Most of the settings for the Spark Thrift server are the same as those for HiveServer2. To learn more, see https://spark.apache.org/docs/latest/sql-distributed-sql-engine.html

The following is an example of a complete Apache Spark connection string:

jdbc:hive2://localhost:10000/database1

Note

The Spark Thrift server uses the same JDBC driver as HiveServer2.

To build an Apache Spark connection string, follow this example. Note that it has the following segments:

jdbc:hive2://<host>:<port>/<dbName>;<sessionConfs>?<hiveConfs>#<hiveVars>

If you have configured to use SSL in the previous section, the SSL settings for Spark might look like the following:

jdbc:hive2://ip-172-31-26-172.eu-west-2.compute.internal:10000/default;ssl=true;sslTrustStore=/config/shared/truststores/truststore.jks;trustStorePassword=changeit

The following table includes a description of each segment.

Table 2. Apache Spark Connection String

String Segment

Description

host

The Spark server hosting node.
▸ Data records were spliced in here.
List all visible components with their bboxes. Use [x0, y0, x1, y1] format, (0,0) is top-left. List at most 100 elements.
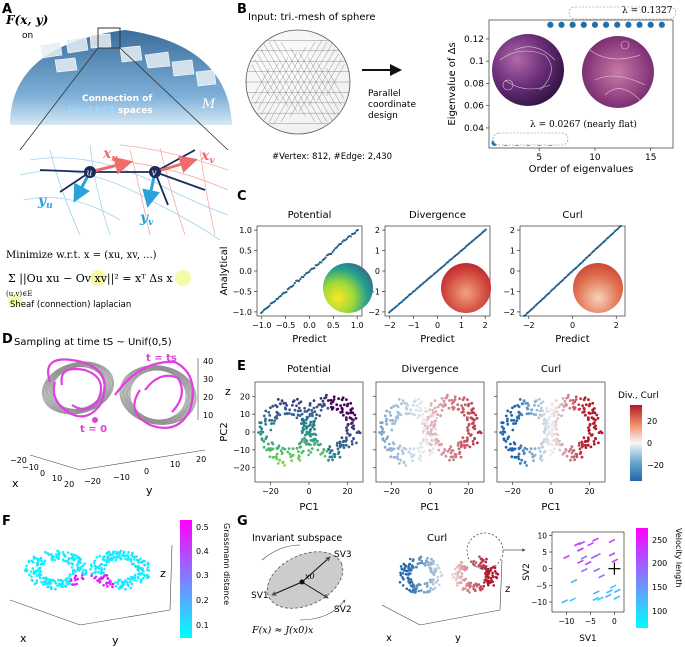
f-point	[137, 572, 140, 576]
mesh-edge	[251, 64, 270, 97]
svg-text:u: u	[87, 169, 93, 179]
f-point	[123, 554, 127, 558]
e-point	[303, 437, 306, 440]
e-point	[451, 455, 455, 459]
e-point	[306, 416, 310, 419]
e-point	[400, 449, 404, 453]
e-point	[351, 407, 354, 410]
c-point	[560, 279, 564, 282]
g-point	[465, 583, 469, 586]
e-point	[349, 401, 353, 405]
e-point	[573, 458, 576, 462]
g-point	[435, 581, 438, 584]
e-point	[587, 429, 591, 432]
g-point	[401, 572, 405, 575]
g-point	[485, 557, 488, 561]
e-point	[348, 433, 352, 437]
e-point	[470, 416, 474, 420]
e-point	[472, 421, 475, 424]
x-tick-label: −10	[558, 617, 574, 626]
f-point	[36, 564, 39, 567]
lorenz-loop	[128, 369, 188, 421]
x0-point	[299, 579, 305, 585]
e-point	[300, 422, 303, 425]
c-point	[583, 258, 586, 262]
e-point	[586, 436, 590, 440]
g-point	[481, 587, 484, 591]
e-point	[380, 430, 384, 433]
e-point	[463, 446, 467, 449]
e-point	[577, 444, 581, 447]
f-point	[24, 567, 28, 571]
mesh-edge	[254, 62, 279, 105]
y-tick-label: −1	[503, 287, 515, 296]
e-point	[547, 418, 550, 422]
e-point	[418, 454, 422, 458]
e-point	[340, 398, 344, 402]
c-point	[616, 227, 620, 230]
e-point	[550, 432, 554, 436]
e-point	[545, 437, 548, 440]
e-point	[396, 414, 399, 418]
f-point	[71, 556, 75, 560]
e-point	[513, 455, 517, 459]
svg-text:0: 0	[144, 467, 149, 476]
mesh-edge	[326, 67, 345, 100]
e-point	[430, 451, 434, 454]
e-point	[465, 436, 469, 440]
c-point	[588, 253, 592, 256]
e-point	[389, 414, 393, 417]
e-point	[452, 406, 456, 410]
e-point	[293, 408, 297, 412]
f-point	[107, 560, 110, 563]
g-point	[458, 570, 461, 574]
e-point	[517, 414, 520, 418]
c-point	[339, 242, 343, 245]
e-point	[452, 458, 455, 462]
c-point	[608, 235, 611, 238]
e-point	[388, 442, 391, 446]
f-point	[30, 578, 34, 582]
e-point	[574, 452, 578, 456]
sv3-label: SV3	[334, 550, 352, 560]
f-point	[50, 556, 54, 560]
velocity-arrow	[613, 588, 621, 594]
e-point	[513, 447, 517, 451]
e-point	[300, 438, 304, 441]
e-point	[263, 419, 267, 423]
g-point	[479, 565, 483, 568]
e-point	[330, 449, 334, 452]
f-point	[28, 573, 31, 577]
g-point	[428, 590, 431, 594]
mesh-edge	[317, 59, 342, 102]
e-point	[265, 448, 268, 452]
e-point	[413, 413, 417, 417]
c-point	[356, 228, 359, 232]
e-point	[506, 437, 510, 441]
f-point	[115, 552, 119, 556]
e-point	[553, 433, 556, 436]
e-point	[557, 405, 561, 409]
e-point	[327, 458, 330, 462]
e-point	[420, 409, 423, 413]
e-point	[445, 396, 449, 399]
e-point	[311, 411, 314, 415]
e-point	[593, 411, 597, 415]
velocity-arrow	[592, 537, 599, 542]
eigenvalue-point	[546, 21, 555, 29]
e-point	[347, 445, 351, 449]
svg-text:design: design	[368, 111, 398, 121]
e-point	[586, 443, 590, 447]
curl-sphere	[573, 263, 623, 313]
lambda-low: λ = 0.0267 (nearly flat)	[530, 119, 637, 130]
e-point	[539, 406, 543, 410]
f-point	[70, 566, 74, 569]
e-point	[414, 408, 418, 412]
e-point	[584, 413, 587, 417]
f-point	[67, 557, 71, 560]
e-point	[421, 412, 425, 416]
c-point	[302, 276, 305, 279]
e-point	[461, 410, 465, 414]
e-point	[582, 398, 586, 402]
e-point	[434, 410, 438, 413]
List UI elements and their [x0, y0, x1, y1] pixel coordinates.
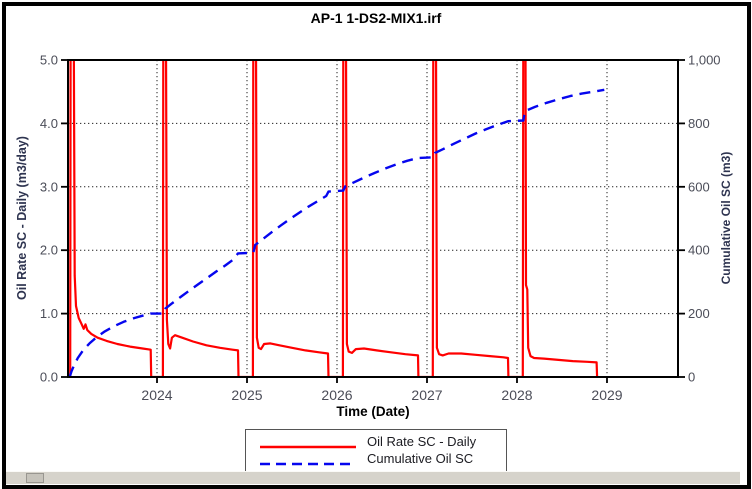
svg-text:2029: 2029: [591, 387, 622, 403]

Required.

port

The port that the Spark server listens to. Required.

dbName

The name of the Hive database. Required.

sessionConfs

Key-value pairs for the JDBC driver in the format <key1>=<value1>;<key2>=<value2>; Optional.

hiveConfs

Key-value pairs for Hive in the format <key1>=<value1>;<key2>=<value2>; Optional.

hiveVars

Key-value pairs for Hive variables in the format <key1>=<value1>;<key2>=<value2>; Optional.



Authenticate to Apache Spark

The Privitar Data Security Platform​ currently supports username/password authentication for Apache Spark.

Enter the system user's Apache Spark credentials in the Username and Password fields on the platform's Connections page.